Mereka berdua berusaha membuka pintu, namun pintu itu tidak bergerak sedikit pun. Tiba-tiba, udara di dalam ruangan menjadi semakin dingin, hampir membekukan. Lilin-lilin itu, yang tadinya menyala terang, sekarang mulai berubah menjadi api biru yang misterius.
Suara Darius bergema di sekeliling mereka, meski sosoknya tidak terlihat. "Kau tidak bisa melarikan diri, David. Ini adalah akhir dari semua jejakmu."
David menarik napas dalam-dalam, mencoba tetap tenang. "Putri, ada jalan keluar lain?"
Putri melihat ke sekeliling ruangan, matanya mencari celah atau jendela yang bisa mereka gunakan. "Tidak ada," jawabnya. "Kecuali... kecuali lantai itu."
David mengikuti pandangan Putri ke lantai kayu di bawah altar, yang tampak sedikit lebih baru daripada kayu lainnya. "Kau pikir ada ruang di bawah sana?" David bertanya.
Putri mengangguk. "Hanya ada satu cara untuk mengetahuinya."
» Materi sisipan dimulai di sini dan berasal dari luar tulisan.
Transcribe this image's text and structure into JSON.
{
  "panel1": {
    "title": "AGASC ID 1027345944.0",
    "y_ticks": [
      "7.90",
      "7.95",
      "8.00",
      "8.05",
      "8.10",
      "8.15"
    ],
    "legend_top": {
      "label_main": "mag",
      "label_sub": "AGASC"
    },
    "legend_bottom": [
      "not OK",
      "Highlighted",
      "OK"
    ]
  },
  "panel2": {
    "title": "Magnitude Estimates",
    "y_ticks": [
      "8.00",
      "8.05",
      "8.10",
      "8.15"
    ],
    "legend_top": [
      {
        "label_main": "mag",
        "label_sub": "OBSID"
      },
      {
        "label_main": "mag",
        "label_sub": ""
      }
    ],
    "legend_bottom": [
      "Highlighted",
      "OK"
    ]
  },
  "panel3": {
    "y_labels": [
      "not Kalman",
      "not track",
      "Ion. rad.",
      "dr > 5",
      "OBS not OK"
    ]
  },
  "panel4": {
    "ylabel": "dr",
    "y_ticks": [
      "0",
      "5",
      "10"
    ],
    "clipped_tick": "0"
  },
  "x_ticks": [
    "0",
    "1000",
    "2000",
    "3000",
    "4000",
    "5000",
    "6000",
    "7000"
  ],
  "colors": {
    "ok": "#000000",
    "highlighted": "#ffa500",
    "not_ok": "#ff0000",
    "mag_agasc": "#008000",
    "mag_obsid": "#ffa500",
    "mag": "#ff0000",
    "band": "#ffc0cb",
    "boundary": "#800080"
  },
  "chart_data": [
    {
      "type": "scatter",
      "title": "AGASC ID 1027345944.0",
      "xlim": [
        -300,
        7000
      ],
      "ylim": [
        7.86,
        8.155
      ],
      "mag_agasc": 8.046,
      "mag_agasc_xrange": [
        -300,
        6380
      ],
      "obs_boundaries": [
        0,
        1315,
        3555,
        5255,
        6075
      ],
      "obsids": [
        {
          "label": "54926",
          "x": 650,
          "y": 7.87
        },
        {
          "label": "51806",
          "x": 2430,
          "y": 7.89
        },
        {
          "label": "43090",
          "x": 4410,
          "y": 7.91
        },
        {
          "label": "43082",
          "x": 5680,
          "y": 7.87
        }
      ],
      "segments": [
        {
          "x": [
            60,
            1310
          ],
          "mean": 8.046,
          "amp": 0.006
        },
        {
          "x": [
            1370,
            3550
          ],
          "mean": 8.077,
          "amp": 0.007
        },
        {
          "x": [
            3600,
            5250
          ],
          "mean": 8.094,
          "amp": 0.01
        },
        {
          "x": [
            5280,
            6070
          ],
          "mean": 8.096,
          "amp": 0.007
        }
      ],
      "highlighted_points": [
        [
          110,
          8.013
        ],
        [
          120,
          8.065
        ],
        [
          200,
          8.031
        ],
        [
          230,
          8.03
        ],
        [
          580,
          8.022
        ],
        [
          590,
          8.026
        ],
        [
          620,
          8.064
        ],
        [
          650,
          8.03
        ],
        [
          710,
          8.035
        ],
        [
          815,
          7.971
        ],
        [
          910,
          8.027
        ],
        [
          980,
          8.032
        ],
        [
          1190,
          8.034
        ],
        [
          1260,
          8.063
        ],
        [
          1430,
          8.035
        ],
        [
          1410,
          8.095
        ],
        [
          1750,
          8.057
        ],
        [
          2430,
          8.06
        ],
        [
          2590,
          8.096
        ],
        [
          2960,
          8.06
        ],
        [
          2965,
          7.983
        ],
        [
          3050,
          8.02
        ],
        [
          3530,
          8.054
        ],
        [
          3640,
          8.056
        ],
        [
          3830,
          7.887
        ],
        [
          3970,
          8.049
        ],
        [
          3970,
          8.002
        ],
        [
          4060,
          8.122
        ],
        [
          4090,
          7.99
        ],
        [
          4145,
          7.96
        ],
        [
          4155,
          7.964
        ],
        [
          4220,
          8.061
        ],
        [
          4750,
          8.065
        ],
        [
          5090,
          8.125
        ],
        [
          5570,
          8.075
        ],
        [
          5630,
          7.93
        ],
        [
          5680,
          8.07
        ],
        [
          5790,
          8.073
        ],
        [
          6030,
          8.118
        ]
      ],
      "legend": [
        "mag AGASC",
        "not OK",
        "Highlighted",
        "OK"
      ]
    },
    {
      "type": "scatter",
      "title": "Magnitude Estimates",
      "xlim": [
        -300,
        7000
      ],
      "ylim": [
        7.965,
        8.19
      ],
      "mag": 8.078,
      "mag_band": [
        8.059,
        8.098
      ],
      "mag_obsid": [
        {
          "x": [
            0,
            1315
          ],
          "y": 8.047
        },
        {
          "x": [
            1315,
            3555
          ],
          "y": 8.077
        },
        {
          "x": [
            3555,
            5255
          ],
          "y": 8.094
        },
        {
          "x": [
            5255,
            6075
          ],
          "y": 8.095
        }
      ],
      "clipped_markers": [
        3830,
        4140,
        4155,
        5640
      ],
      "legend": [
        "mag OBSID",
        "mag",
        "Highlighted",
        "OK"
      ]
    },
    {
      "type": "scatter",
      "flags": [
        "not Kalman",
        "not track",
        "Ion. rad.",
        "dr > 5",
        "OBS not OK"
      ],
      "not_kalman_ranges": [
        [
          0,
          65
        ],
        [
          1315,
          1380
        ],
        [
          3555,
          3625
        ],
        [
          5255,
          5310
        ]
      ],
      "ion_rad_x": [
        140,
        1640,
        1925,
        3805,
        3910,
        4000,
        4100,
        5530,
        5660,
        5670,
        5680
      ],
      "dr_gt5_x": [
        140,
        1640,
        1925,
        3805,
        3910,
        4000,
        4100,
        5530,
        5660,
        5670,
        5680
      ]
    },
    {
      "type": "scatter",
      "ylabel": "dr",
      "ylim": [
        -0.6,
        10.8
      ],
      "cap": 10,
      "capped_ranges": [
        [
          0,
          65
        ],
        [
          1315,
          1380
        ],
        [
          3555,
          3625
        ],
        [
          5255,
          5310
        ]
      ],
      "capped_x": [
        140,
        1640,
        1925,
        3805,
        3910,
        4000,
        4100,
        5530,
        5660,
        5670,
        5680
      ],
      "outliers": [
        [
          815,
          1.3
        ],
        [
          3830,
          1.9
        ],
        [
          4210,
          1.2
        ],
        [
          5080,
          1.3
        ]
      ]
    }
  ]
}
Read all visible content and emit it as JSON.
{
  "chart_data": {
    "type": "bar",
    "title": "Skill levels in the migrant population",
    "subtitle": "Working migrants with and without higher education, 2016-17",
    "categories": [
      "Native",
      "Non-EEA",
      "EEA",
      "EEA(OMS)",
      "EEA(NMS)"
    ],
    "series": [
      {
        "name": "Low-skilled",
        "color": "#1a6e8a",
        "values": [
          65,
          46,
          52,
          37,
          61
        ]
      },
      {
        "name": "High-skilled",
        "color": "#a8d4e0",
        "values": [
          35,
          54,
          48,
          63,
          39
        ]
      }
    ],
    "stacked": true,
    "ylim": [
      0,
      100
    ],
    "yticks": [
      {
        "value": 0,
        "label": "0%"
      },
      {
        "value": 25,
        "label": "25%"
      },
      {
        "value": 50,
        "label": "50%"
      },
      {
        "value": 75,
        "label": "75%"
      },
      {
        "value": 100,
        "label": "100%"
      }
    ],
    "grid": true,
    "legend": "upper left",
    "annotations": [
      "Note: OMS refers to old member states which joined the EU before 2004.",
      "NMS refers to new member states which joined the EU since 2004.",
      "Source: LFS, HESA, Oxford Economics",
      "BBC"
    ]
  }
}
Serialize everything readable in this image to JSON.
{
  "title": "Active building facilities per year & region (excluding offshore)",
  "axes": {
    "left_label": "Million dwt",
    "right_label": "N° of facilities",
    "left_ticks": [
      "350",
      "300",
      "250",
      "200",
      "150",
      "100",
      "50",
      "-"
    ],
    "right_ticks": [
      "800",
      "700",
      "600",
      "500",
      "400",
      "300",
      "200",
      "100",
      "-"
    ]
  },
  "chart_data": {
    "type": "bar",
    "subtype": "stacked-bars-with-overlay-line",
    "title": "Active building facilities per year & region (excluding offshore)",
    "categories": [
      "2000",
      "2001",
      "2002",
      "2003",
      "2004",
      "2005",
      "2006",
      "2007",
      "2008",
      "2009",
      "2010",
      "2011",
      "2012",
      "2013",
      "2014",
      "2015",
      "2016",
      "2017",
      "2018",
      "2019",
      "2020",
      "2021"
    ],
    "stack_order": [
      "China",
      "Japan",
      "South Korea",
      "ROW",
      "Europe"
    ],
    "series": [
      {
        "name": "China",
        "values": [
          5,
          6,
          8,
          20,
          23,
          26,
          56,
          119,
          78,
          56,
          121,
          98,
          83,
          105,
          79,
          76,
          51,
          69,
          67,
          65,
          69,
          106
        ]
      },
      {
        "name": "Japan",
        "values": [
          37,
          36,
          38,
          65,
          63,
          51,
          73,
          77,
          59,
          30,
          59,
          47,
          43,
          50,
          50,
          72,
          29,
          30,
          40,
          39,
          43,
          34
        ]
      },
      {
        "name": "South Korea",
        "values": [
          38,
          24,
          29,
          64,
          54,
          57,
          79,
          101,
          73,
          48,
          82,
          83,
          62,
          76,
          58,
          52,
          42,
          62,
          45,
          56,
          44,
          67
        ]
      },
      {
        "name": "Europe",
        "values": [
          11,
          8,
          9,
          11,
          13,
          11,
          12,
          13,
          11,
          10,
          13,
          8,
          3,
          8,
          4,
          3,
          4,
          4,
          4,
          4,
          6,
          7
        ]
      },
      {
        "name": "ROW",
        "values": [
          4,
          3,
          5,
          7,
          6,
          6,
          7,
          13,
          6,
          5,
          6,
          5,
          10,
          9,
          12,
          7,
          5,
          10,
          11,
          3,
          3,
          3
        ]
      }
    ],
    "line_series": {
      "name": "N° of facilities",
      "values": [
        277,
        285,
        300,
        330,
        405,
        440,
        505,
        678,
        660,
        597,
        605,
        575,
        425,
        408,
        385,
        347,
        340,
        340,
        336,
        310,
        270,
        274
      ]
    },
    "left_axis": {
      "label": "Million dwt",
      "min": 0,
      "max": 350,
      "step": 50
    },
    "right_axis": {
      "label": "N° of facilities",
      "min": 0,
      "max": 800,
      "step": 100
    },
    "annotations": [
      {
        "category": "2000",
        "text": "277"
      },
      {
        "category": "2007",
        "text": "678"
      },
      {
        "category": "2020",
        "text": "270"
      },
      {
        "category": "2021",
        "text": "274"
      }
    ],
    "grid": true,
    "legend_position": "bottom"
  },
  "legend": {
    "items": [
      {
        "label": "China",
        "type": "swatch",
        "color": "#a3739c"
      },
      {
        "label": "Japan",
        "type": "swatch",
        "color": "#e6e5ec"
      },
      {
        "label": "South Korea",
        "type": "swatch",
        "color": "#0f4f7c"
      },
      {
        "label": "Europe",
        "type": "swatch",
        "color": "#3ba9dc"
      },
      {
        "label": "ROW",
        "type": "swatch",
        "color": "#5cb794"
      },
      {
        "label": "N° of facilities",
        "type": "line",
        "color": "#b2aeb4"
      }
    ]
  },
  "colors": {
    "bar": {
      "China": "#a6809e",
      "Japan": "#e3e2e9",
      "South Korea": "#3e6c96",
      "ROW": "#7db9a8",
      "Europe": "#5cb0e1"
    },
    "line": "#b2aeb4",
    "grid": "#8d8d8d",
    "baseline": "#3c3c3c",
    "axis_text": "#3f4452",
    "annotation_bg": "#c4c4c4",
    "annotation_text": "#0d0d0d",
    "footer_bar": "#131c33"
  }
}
Dengan segera, mereka berdua berlari ke altar. David mengangkat sepotong kayu yang longgar di lantai, memperlihatkan sebuah pintu jebakan yang tersembunyi. "Ini dia!" teriaknya.
Tanpa ragu, mereka membuka pintu jebakan itu dan melompat turun ke dalam kegelapan.
Mereka mendarat di sebuah lorong bawah tanah yang panjang dan lembab. Lorong itu diterangi oleh beberapa obor yang menyala di dinding, memberi kesan bahwa tempat ini sering digunakan.
David dan Putri berjalan menyusuri lorong itu dengan cepat, suara langkah kaki mereka bergema. Di ujung lorong, mereka melihat sebuah pintu besar dari besi.
"Sepertinya ini jalan keluar," gumam David.